How can I convert a uniform distribution (as most random number generators produce, e.g. between 0.0 and 1.0) into a normal distribution? What if I want a mean and standard deviation of my choosing?
Create and array with the distribution you require
e.g. 1,1,1,2,3,3,6,6,7,8,9,9,9,9,9,9,10
use a standard random number generator to select indexes into this array.
The Ziggurat algorithm is pretty efficient for this, although the Box-Muller transform is easier to implement from scratch (and not crazy slow).
Java's Random class has the nextGaussian() method for this.
I would use Box-Muller. Two things about this:
- You end up with two values per iteration
Typically, you cache one value and return the other. On the next call for a sample, you return the cached value. - Box-Muller gives a Z-score
You have to then scale the Z-score by the standard deviation and add the mean to get the full value in the normal distribution.
The standard Python library module random has what you want:
normalvariate(mu, sigma)
Normal distribution. mu is the mean, and sigma is the standard deviation.
For the algorithm itself, take a look at the function in random.py in the Python library.
function distRandom(){
do{
x=random(DISTRIBUTION_DOMAIN);
}while(random(DISTRIBUTION_RANGE)>=distributionFunction(x));
return x;
}
Changing the distribution of any function to another involves using the inverse of the probability function you want.
In other words, if you know the probability function p(x) and it has an inverse: Inv(p(x)) then by using the random probability function (uniform distribution) and casting the result value through the function Inv(p(x)) you should get random values cast with distribution according to the function you wanted, so now it's only a matter of choosing your desired probability function and its inverse.
Hope this helped and that I didn't mixed my math :)
Use the central limit theorem wikipedia entry mathworld entry to your advantage.
Generate n of the uniformly distributed numbers, sum them, subtract n*0.5 and you have the output of an approximately normal distribution with mean equal to 0 and variance equal to (1/12) * (1/sqrt(N))
(see wikipedia on uniform distributions for that last one)
n=10 gives you something half decent fast. If you want something more than half decent go for tylers solution (as noted in the wikipedia entry on normal distributions)

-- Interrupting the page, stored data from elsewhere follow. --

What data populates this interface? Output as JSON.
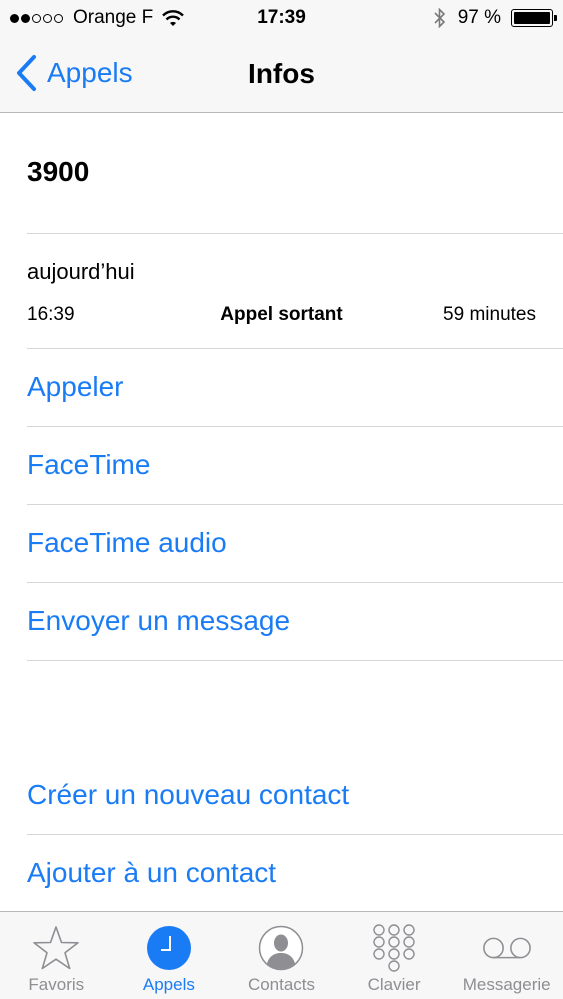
{
  "status_bar": {
    "carrier": "Orange F",
    "signal_bars": 2,
    "signal_total": 5,
    "time": "17:39",
    "battery": "97 %",
    "battery_level": 0.97
  },
  "nav": {
    "back_label": "Appels",
    "title": "Infos"
  },
  "contact": {
    "number": "3900"
  },
  "call": {
    "date": "aujourd’hui",
    "time": "16:39",
    "type": "Appel sortant",
    "duration": "59 minutes"
  },
  "actions": [
    {
      "label": "Appeler"
    },
    {
      "label": "FaceTime"
    },
    {
      "label": "FaceTime audio"
    },
    {
      "label": "Envoyer un message"
    }
  ],
  "contact_actions": [
    {
      "label": "Créer un nouveau contact"
    },
    {
      "label": "Ajouter à un contact"
    }
  ],
  "tabs": [
    {
      "label": "Favoris",
      "icon": "star-icon",
      "active": false
    },
    {
      "label": "Appels",
      "icon": "clock-icon",
      "active": true
    },
    {
      "label": "Contacts",
      "icon": "contact-icon",
      "active": false
    },
    {
      "label": "Clavier",
      "icon": "keypad-icon",
      "active": false
    },
    {
      "label": "Messagerie",
      "icon": "voicemail-icon",
      "active": false
    }
  ],
  "colors": {
    "accent": "#1a7cf5",
    "inactive": "#8e8e93",
    "bar_background": "#f7f7f7"
  }
}
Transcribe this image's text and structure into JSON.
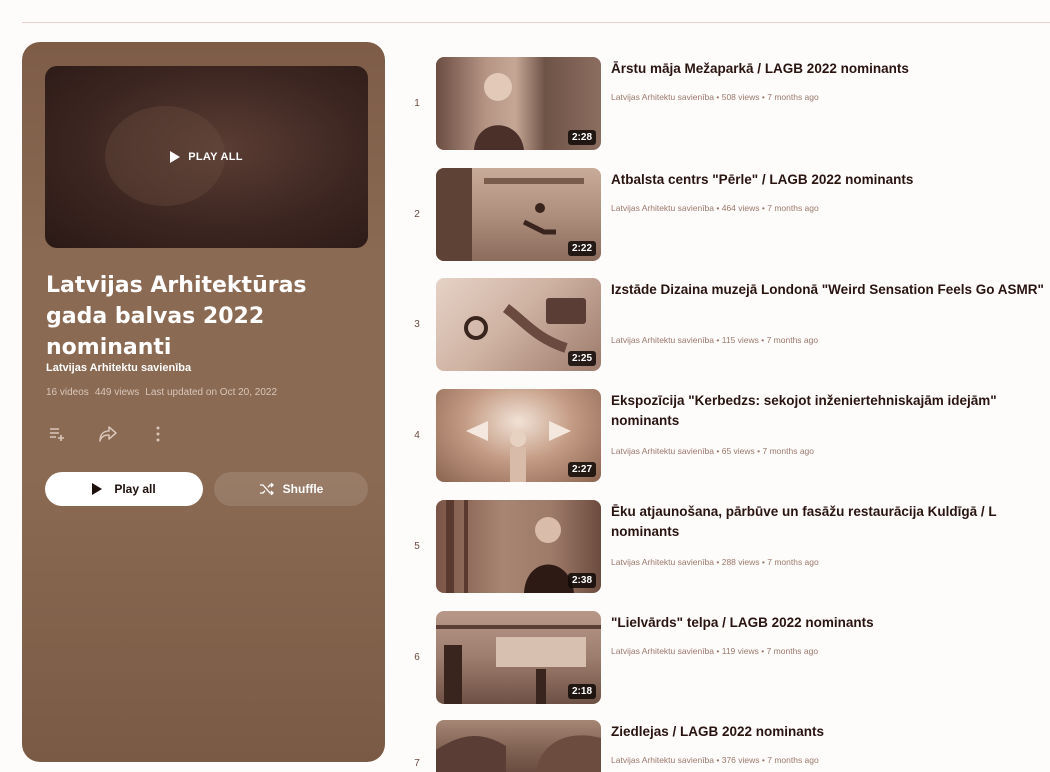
{
  "playlist": {
    "hero_label": "PLAY ALL",
    "title": "Latvijas Arhitektūras gada balvas 2022 nominanti",
    "owner": "Latvijas Arhitektu savienība",
    "stats": {
      "videos": "16 videos",
      "views": "449 views",
      "updated": "Last updated on Oct 20, 2022"
    },
    "buttons": {
      "play_all": "Play all",
      "shuffle": "Shuffle"
    }
  },
  "videos": [
    {
      "index": "1",
      "title": "Ārstu māja Mežaparkā / LAGB 2022 nominants",
      "channel": "Latvijas Arhitektu savienība",
      "views": "508 views",
      "age": "7 months ago",
      "duration": "2:28"
    },
    {
      "index": "2",
      "title": "Atbalsta centrs \"Pērle\" / LAGB 2022 nominants",
      "channel": "Latvijas Arhitektu savienība",
      "views": "464 views",
      "age": "7 months ago",
      "duration": "2:22"
    },
    {
      "index": "3",
      "title": "Izstāde Dizaina muzejā Londonā \"Weird Sensation Feels Go ASMR\"",
      "channel": "Latvijas Arhitektu savienība",
      "views": "115 views",
      "age": "7 months ago",
      "duration": "2:25"
    },
    {
      "index": "4",
      "title": "Ekspozīcija \"Kerbedzs: sekojot inženiertehniskajām idejām\" nominants",
      "channel": "Latvijas Arhitektu savienība",
      "views": "65 views",
      "age": "7 months ago",
      "duration": "2:27"
    },
    {
      "index": "5",
      "title": "Ēku atjaunošana, pārbūve un fasāžu restaurācija Kuldīgā / L nominants",
      "channel": "Latvijas Arhitektu savienība",
      "views": "288 views",
      "age": "7 months ago",
      "duration": "2:38"
    },
    {
      "index": "6",
      "title": "\"Lielvārds\" telpa / LAGB 2022 nominants",
      "channel": "Latvijas Arhitektu savienība",
      "views": "119 views",
      "age": "7 months ago",
      "duration": "2:18"
    },
    {
      "index": "7",
      "title": "Ziedlejas / LAGB 2022 nominants",
      "channel": "Latvijas Arhitektu savienība",
      "views": "376 views",
      "age": "7 months ago",
      "duration": ""
    }
  ]
}
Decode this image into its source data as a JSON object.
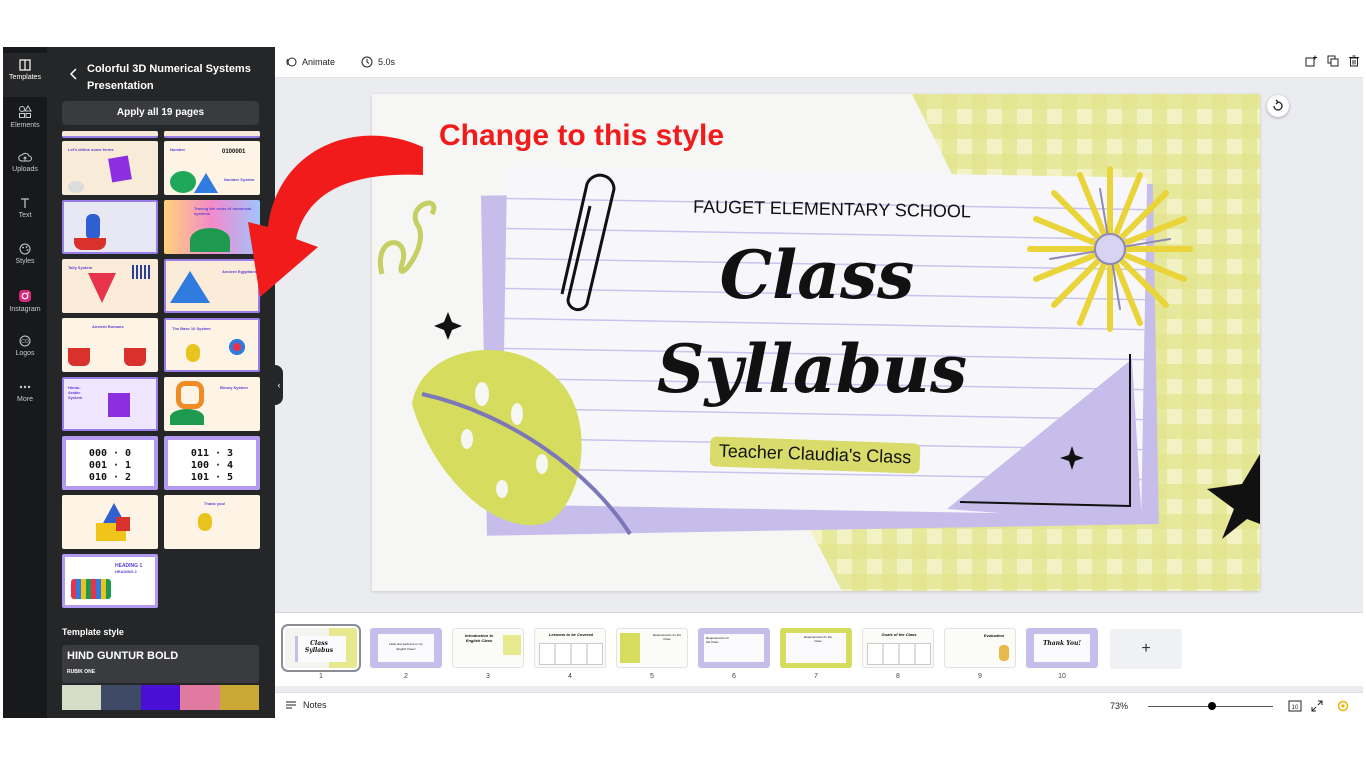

Here is a javascript implementation using the polar form of the Box-Muller transformation.
/*
* Returns member of set with a given mean and standard deviation
* mean: mean
* standard deviation: std_dev
*/
function createMemberInNormalDistribution(mean,std_dev){
return mean + (gaussRandom()*std_dev);
}
/*
* Returns random number in normal distribution centering on 0.
* ~95% of numbers returned should fall between -2 and 2
*/
function gaussRandom() {
var u = 2*Math.random()-1;
var v = 2*Math.random()-1;
var r = u*u + v*v;
/*if outside interval [0,1] start over*/
if(r == 0 || r > 1) return gaussRandom();
var c = Math.sqrt(-2*Math.log(r)/r);
return u*c;
/* todo: optimize this algorithm by caching (v*c)
* and returning next time gaussRandom() is called.
* left out for simplicity */
}
There are plenty of methods:
- Do not use Box Muller. Especially if you draw many gaussian numbers. Box Muller yields a result which is clamped between -6 and 6 (assuming double precision. Things worsen with floats.). And it is really less efficient than other available methods.
- Ziggurat is fine, but needs a table lookup (and some platform-specific tweaking due to cache size issues)
- Ratio-of-uniforms is my favorite, only a few addition/multiplications and a log 1/50th of the time (eg. look there).
- Inverting the CDF is efficient (and overlooked, why ?), you have fast implementations of it available if you search google. It is mandatory for Quasi-Random numbers.